Clean Energy Canada | Ontario could reduce local power grid upgrade costs by up to 11% using ‘non-wires’ solutions like batteries and two-way EV chargers: study
April 23, 2026

TORONTO — As Ontario’s electricity demand is projected to grow significantly over the next two decades, non-wires solutions—a term that encompasses energy storage, demand response to alleviate peak loads, energy efficiency, and decentralized power generation—are emerging as a prudent way to defer and avoid costly grid upgrades. 

New analysis commissioned by Clean Energy Canada and conducted by The Brattle Group finds that distributors and system operators can achieve significant cost-savings when distributed energy resources (DERs) are leveraged to mitigate distribution system constraints. If this type of targeted DER deployment and control can be scaled across the province, it could reduce distribution capital expenditures by 5% to 11% over the next 20 years. 

DERs are technologies that can generate and store energy or control load: devices like controllable water heaters, battery storage, managed two-way EV charging, smart thermostats, and solar PV, all of which the Brattle study incorporated into its model. Critically, Brattle found that the cost of deploying more DERs—including offering incentives to consumers—would be less than the total benefit they would provide in terms of avoided generation, transmission, and distribution costs.

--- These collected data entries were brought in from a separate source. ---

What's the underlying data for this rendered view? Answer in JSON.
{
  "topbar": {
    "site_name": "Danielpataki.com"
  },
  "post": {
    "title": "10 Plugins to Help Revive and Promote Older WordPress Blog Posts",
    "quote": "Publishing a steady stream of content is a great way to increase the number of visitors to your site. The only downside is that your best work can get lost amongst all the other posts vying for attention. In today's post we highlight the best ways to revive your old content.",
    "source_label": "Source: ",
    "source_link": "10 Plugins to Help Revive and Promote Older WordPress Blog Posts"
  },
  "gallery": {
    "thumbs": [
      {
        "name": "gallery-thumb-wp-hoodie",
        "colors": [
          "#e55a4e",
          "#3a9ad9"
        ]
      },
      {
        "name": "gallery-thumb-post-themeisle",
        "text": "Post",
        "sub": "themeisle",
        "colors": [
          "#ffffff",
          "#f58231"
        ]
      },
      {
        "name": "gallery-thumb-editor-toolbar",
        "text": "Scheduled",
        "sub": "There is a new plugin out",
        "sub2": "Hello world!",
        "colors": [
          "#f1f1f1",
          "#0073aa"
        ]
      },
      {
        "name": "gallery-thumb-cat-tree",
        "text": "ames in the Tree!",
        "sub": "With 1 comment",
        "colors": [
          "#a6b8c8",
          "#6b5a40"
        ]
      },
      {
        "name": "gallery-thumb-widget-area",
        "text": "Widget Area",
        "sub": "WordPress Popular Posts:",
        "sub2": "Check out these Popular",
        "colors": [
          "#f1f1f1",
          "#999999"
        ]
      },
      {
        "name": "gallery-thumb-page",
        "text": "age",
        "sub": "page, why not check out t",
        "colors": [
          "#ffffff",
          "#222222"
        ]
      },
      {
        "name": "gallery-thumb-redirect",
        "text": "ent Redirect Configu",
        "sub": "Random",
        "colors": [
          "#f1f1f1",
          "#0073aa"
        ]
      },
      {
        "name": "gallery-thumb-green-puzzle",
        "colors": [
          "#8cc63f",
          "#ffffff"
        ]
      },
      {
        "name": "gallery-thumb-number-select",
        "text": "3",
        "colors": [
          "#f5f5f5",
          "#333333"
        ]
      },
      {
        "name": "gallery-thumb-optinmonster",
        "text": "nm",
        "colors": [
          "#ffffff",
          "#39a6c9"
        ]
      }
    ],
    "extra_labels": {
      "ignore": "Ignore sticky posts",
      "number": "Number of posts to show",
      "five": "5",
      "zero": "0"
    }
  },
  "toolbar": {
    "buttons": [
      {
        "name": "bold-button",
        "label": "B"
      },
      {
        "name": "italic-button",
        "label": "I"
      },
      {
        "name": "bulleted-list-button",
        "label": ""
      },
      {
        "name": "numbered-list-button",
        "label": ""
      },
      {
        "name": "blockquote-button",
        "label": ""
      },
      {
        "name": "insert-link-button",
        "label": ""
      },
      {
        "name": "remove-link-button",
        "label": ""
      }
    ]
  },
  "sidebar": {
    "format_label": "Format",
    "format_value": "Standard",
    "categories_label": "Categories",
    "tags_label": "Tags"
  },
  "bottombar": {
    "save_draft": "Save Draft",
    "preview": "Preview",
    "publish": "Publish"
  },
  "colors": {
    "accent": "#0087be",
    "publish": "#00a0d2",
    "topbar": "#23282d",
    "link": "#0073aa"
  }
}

To its credit, the Ontario government, as well as the Independent Electricity System Operator and local distribution companies, already centre energy efficiency and demand management in their planning, such as through the province-wide Peak Perks program that rewards customers for allowing the grid operator to manage their smart thermostat during peak events. But this study outlines that there is even more DER potential on top of what is currently recognized—and a need to move faster.

Brattle’s analysis fills a gap with real-world data from the Essex Powerlines system in Southwestern Ontario, illustrating that portfolios of DERs can be orchestrated to manage local distribution system load and cost-effectively defer infrastructure upgrades in many different scenarios, with deferral periods ranging from 3.5 to 8 years. 

Finding ways to account for and compensate these contributions will be essential to unlocking and incentivizing more use-cases for DERs. Achieving these results also depends on acquiring the capability to manage DERs either through distributed energy resource management solutions or aggregator participation. 

Overall, as the province’s electricity demand continues to grow while utilities look for ways to lower costs, deploying DERs as non-wires solutions presents a compelling alternative to the traditional investment model. Not only can this approach create significant savings for the system—and help to keep bills in check for customers—but DERs can also provide benefits like improved home comfort, lower emissions, and better resilience for communities and households.